Take a look at the beta version of dw.com. We're not done yet! Your opinion can help us make it better.
Continued uncertainty and income inequality are two reasons why world economic growth looks set to slow in 2022. Last year's output increases are not enough to keep the pace, according to a report from the World Bank.
The pandemic has disrupted nearly every part of life across the world. It hit businesses and their global supply chains hard. Factories and shops were temporarily closed. Many workers were put out on the street, and poverty increased.
Yet, in 2021, much of the world learned to deal with the huge disruptions caused by the spreading coronavirus. Last year global growth was up about 5.5%. But this year looks less promising according to "Global Economic Prospects," a new report from the World Bank released on January 11.
Amid unpredictable COVID flare-ups, supply chain issues and less government support, it projects growth will slow down dramatically and only reach 4.1% in 2022 and 3.2% in 2023. It's even more pessimistic about the nearterm because of extremely high shipping costs and unexpectedly high inflation, especially concerning food and energy.
Much of the growth it does expect will come from advanced economies like the US, the EU, Australia, Japan, Korea and Israel as they are forecast to return to pre-pandemic growth and output levels soon.
At the same time, emerging market and developing economies (EMDE) will mostly stay behind, "owing to lower vaccination rates, tighter fiscal and monetary policies, and more persistent scarring from the pandemic," the report concluded. Simply put, they need vaccines and many are running out of room to maneuver.
The most obvious obstacle to economic recovery is plain uncertainty. Even though the supply of vaccines is up, waves of new variants of the coronavirus like delta and omicron can destroy planning within weeks or even days as places go into lockdown or regions and states close their borders.
The bank also sees danger in unprecedented government spending, mainly on economic stimulus. Governments have indeed taken on huge amounts of debt. In 2020, global debt came in at 263% of gross world product, the highest level in 50 years.

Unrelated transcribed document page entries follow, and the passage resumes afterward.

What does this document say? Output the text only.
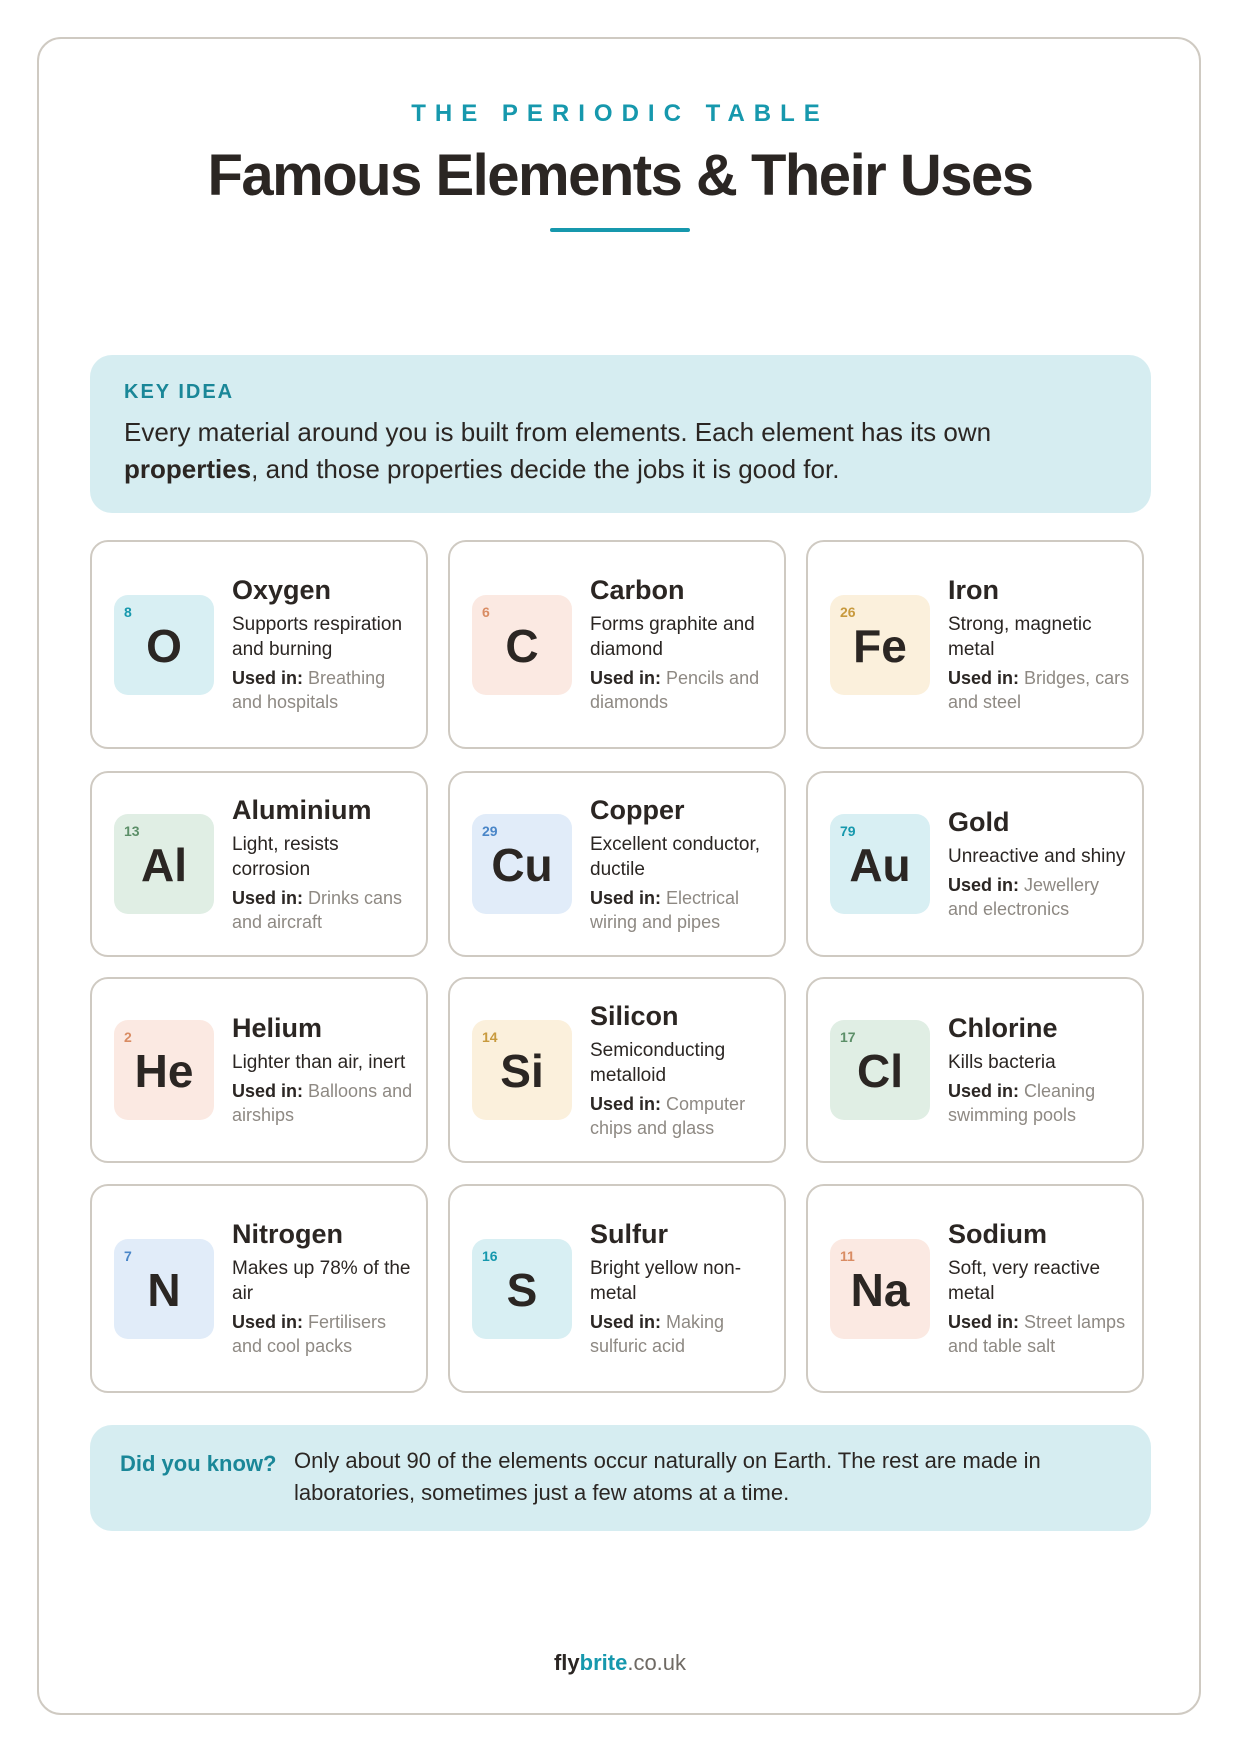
THE PERIODIC TABLE
Famous Elements & Their Uses
KEY IDEA
Every material around you is built from elements. Each element has its own properties, and those properties decide the jobs it is good for.
8
O
Oxygen
Supports respiration and burning
Used in: Breathing and hospitals
6
C
Carbon
Forms graphite and diamond
Used in: Pencils and diamonds
26
Fe
Iron
Strong, magnetic metal
Used in: Bridges, cars and steel
13
Al
Aluminium
Light, resists corrosion
Used in: Drinks cans and aircraft
29
Cu
Copper
Excellent conductor, ductile
Used in: Electrical wiring and pipes
79
Au
Gold
Unreactive and shiny
Used in: Jewellery and electronics
2
He
Helium
Lighter than air, inert
Used in: Balloons and airships
14
Si
Silicon
Semiconducting metalloid
Used in: Computer chips and glass
17
Cl
Chlorine
Kills bacteria
Used in: Cleaning swimming pools
7
N
Nitrogen
Makes up 78% of the air
Used in: Fertilisers and cool packs
16
S
Sulfur
Bright yellow non-metal
Used in: Making sulfuric acid
11
Na
Sodium
Soft, very reactive metal
Used in: Street lamps and table salt
Did you know? Only about 90 of the elements occur naturally on Earth. The rest are made in laboratories, sometimes just a few atoms at a time.
flybrite.co.uk
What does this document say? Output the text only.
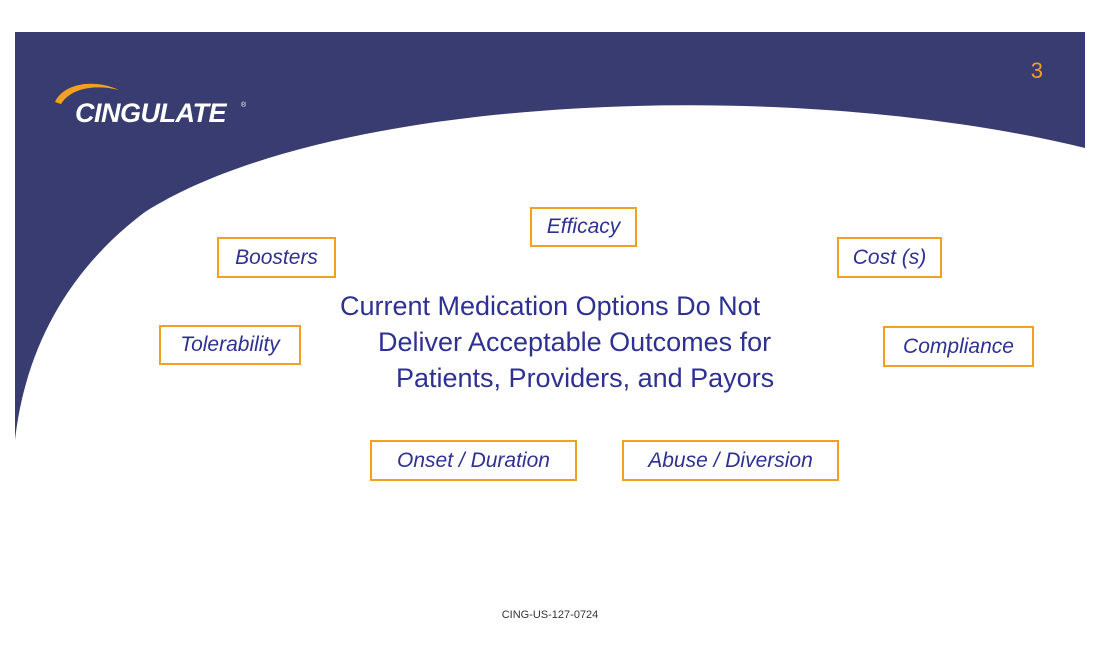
3
CINGULATE ®
Efficacy
Boosters	Cost (s)
Tolerability	Compliance
Onset / Duration	Abuse / Diversion
Current Medication Options Do Not
Deliver Acceptable Outcomes for
Patients, Providers, and Payors
CING-US-127-0724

But here again, emerging market and developing economies are at a disadvantage. Many are in debt distress; some have already defaulted. This is bound to lead to unfavorable credit conditions or no more lines of credit at all. These countries may also face higher interest rates, increased inflation and unfavorable exchange rates.
Besides this, the bank also worries about increasing income inequality. Around the world, there is growing poverty as many workers lost their jobs or endured big income losses. Those in lower income groups like women, unskilled and informal workers have suffered the most, partly reversing a hard-fought decline in income inequality over the past 20 years. The authors think that 100 million more people could experience extreme poverty this year because of the COVID pandemic.
Simultaneously the rich have been getting richer — much richer — as tech company stocks and asset prices hit new highs. This heightened inequality could lead to social discontent particularly in developing countries, warned David Malpass, president of the World Bank, in an introduction to the report.
The lender is pushing for more debt relief or debt restructuring for poorer countries. Only by freeing these countries of crushing debt can they focus on health, public services, education, infrastructure and growth, the bank argues.
The report urges an "emphasis on growth-enhancing policy interventions to promote green, resilient and inclusive development and on reforms that broaden economic activity to decouple from global commodity markets."
Still in 2022-2023 growth in all EMDE regions besides East Asia and the Pacific is projected to revert to the average rates during the decade prior to the pandemic. Despite this growth, output will most likely stay below the pre-pandemic trend for all these regions.
Overall, two-fifths of economies in sub-Saharan Africa and 50% or more of the economies in East Asia and the Pacific, Latin America and the Caribbean, and the Middle East and North Africa "will still be below their 2019 per capita GDP levels by 2023," noted the report.
Rich countries will not have to wait so long for a recovery as their annual output is expected to reach pre-pandemic levels by 2023.
The situation in Germany looks particularly good, since it has a lot of cash to splurge on stimulus while it has become better at managing the knock-on effects of COVID-19. After a sluggish winter and the end of the current coronavirus wave, the country can expect to see a strong recovery not least because of its relatively high vaccination rate.
"All the elements for a recovery are in place," Sebastian Dullien, a macroeconomist at the Hans-Böckler Foundation, told DW in a recent interview. The only thing the government has to do is "protect businesses from going bankrupt over the winter."
Last year, many industries were held back by supply issues, most importantly a lack of the all-important semiconductors. On the other side of the equation, German consumers have saved €200 billion ($226 billion) in excess to what they would have otherwise saved, "and they are going to spend that as soon as infections come down in the spring," said Dullien.